Tobe's eyesight is so much more acute than any human's I know that as we wander along he is experiencing it in a way I cannot imagine. Rather as if a geologist or botanist were with us and could with their trained eye spot rock formations or plant communities that tell them a story hidden from the uninitiated.
We stopped to give the hard working animals a break and a snack. Humans can, and do, carry water and treats in their saddlebags. The creatures appreciate a chance to sample the grasses growing wild.
Then I did my stupid thing of the ride.
I had this silly goal of traveling down the Woodland Trail.
We had come up the Las Cruces Trail onto the Hollister Trail, and in previous rides I had seen a trail bisecting the loop that promised a journey through a woodland.
And it looked inviting, being a new trail we hadn't been on.
We needed no more encouragement to go and explore it.
A totally bad idea.
I don't know who ever goes on it but I'm guessing it has been a very long time since any horses or mules went there. Almost every step broke through dirt to squirrel warrens under the trail. It was soft dirt and absolutely riddled with holes, those we could see and many more we created as we collapsed the ceilings of ground squirrel condominiums beneath us.
We came, we saw, we retreated.
Tobe's shadow is flashing the victory sign.
No twisted ankles or broken legs, no need to investigate that trail all the way to the bottom.
From this vantage point we could look across the 101 and see the other part of Gaviota State Park, and the trail up to Gaviota Peak which we have ridden to in the past. That trail is the location of the hot springs, and is the historic terminus of Camino Cielo.
If you look right in the middle of the mountain you can see the zig-zag track of the route from the parking lot to the hot springs and then all the way to the peak.
It is STEEP and exhausting, but an accomplishment to attain.
I think it tires Tobe out just remembering climbing it.
But there was no time to relax.... all the animals alerted to the sound of a motorcycle speeding toward us on the trail.
Totally illegal, whining like a wasp, he came hurtling toward us at 35mph on the dirt trail. All the animals took great offense.
We shouted at him to stop, so he pulled over and the animals passed by, wary and nervous.
I explained that what he was doing was illegal, that bicycles are allowed on these trails but no motorized vehicles are allowed in any State Parks.
That was received with a big "Whatever."
There was no license on the motorcycle and he was in an obscuring helmet, so surely he figured he was able to break the law with impunity.
I told him I had his photo and would turn it in to the Authorities.
When he heard that he gunned his engine and roared off, spurring Tobe Mule to jump forward.
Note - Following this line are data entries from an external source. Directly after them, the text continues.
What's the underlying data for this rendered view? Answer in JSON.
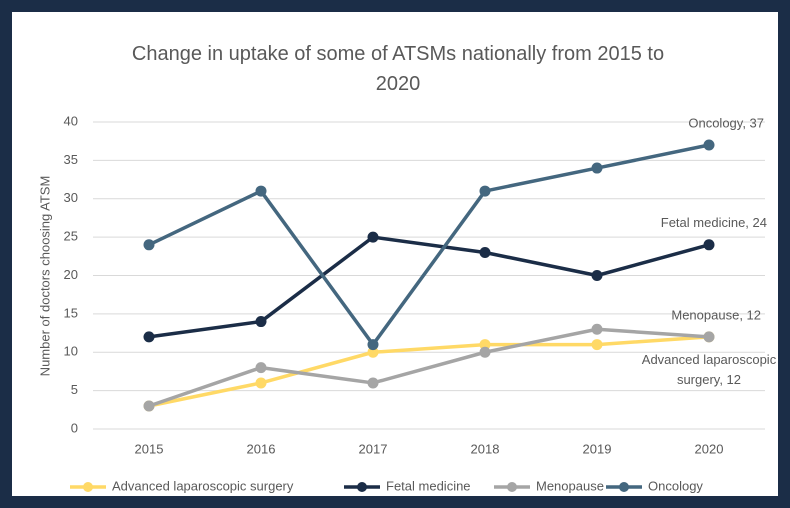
{
  "chart_data": {
    "type": "line",
    "title": "Change in uptake of some of ATSMs nationally from 2015 to 2020",
    "y_label": "Number of doctors choosing ATSM",
    "categories": [
      "2015",
      "2016",
      "2017",
      "2018",
      "2019",
      "2020"
    ],
    "series": [
      {
        "name": "Advanced laparoscopic surgery",
        "color": "#ffd966",
        "values": [
          3,
          6,
          10,
          11,
          11,
          12
        ],
        "value_labels": [
          null,
          null,
          null,
          null,
          null,
          "Advanced laparoscopic surgery, 12"
        ]
      },
      {
        "name": "Fetal medicine",
        "color": "#1b2d47",
        "values": [
          12,
          14,
          25,
          23,
          20,
          24
        ],
        "value_labels": [
          null,
          null,
          null,
          null,
          null,
          "Fetal medicine, 24"
        ]
      },
      {
        "name": "Menopause",
        "color": "#a5a5a5",
        "values": [
          3,
          8,
          6,
          10,
          13,
          12
        ],
        "value_labels": [
          null,
          null,
          null,
          null,
          null,
          "Menopause, 12"
        ]
      },
      {
        "name": "Oncology",
        "color": "#44677f",
        "values": [
          24,
          31,
          11,
          31,
          34,
          37
        ],
        "value_labels": [
          null,
          null,
          null,
          null,
          null,
          "Oncology, 37"
        ]
      }
    ],
    "ylim": [
      0,
      40
    ],
    "yticks": [
      0,
      5,
      10,
      15,
      20,
      25,
      30,
      35,
      40
    ],
    "grid": true,
    "legend": "bottom"
  }
}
I really didn't know who I might report it to, never having had this happen here before, but amazingly as we got back to the trailhead we ran into
the State Park Lifeguard and Ranger. To the rescue, just in time.
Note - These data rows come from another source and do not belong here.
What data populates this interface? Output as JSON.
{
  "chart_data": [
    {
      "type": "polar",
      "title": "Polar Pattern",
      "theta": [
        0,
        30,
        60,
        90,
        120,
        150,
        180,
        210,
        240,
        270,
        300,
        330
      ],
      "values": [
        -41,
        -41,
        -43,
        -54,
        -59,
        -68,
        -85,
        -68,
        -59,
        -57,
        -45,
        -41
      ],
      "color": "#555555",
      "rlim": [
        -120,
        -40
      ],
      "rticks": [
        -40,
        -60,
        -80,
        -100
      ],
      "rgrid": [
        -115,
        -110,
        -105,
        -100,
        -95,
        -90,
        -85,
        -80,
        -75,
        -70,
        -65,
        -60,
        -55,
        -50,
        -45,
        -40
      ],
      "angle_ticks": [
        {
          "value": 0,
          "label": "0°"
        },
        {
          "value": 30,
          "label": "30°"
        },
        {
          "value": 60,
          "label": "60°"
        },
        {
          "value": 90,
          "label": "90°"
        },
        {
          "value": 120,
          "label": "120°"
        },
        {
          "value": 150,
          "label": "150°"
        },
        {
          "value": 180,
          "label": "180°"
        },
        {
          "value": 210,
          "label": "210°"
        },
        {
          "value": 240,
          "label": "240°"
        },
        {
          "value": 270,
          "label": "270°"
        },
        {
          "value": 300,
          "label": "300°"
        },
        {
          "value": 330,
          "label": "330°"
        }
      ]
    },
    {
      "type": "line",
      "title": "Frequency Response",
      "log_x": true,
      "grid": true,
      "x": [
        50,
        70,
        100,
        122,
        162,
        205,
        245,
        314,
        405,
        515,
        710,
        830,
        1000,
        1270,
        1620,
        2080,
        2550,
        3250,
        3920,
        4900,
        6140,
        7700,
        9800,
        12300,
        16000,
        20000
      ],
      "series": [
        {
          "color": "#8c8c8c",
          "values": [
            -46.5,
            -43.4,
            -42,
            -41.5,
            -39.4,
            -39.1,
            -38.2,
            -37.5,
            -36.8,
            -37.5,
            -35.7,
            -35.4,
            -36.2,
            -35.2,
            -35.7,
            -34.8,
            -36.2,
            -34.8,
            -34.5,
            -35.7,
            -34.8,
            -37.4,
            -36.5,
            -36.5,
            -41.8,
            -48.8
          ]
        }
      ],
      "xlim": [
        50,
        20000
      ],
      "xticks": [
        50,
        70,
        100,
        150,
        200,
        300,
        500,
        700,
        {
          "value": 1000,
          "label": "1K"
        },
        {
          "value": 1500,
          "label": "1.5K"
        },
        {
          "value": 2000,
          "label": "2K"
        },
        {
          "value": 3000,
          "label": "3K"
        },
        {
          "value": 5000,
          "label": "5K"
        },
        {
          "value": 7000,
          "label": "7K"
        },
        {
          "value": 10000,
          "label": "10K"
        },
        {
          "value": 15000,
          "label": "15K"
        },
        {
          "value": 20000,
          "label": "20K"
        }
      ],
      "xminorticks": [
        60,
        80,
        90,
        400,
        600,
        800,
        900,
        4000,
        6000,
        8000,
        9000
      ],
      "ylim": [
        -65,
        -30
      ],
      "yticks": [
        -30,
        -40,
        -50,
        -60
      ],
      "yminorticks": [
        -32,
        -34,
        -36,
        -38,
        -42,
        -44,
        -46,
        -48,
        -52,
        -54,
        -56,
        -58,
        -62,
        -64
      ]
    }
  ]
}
We explained our encounter, and he went up the trails searching for the motorized speeder. He said that based on the photo I sent him the motorcycle's ccs were too high, although presently the "electric bicycles" are still being debated in the courts as to whether they will be allowed access on the trails.
We want it kept for hikers, equines and bikes. The bikes scare us enough, we can't contemplate motorcycles!
But no one fell off, we got back to the rigs safely, and the experience of the view of the shimmering sea and a day spent in good company will be the memory we hold dear.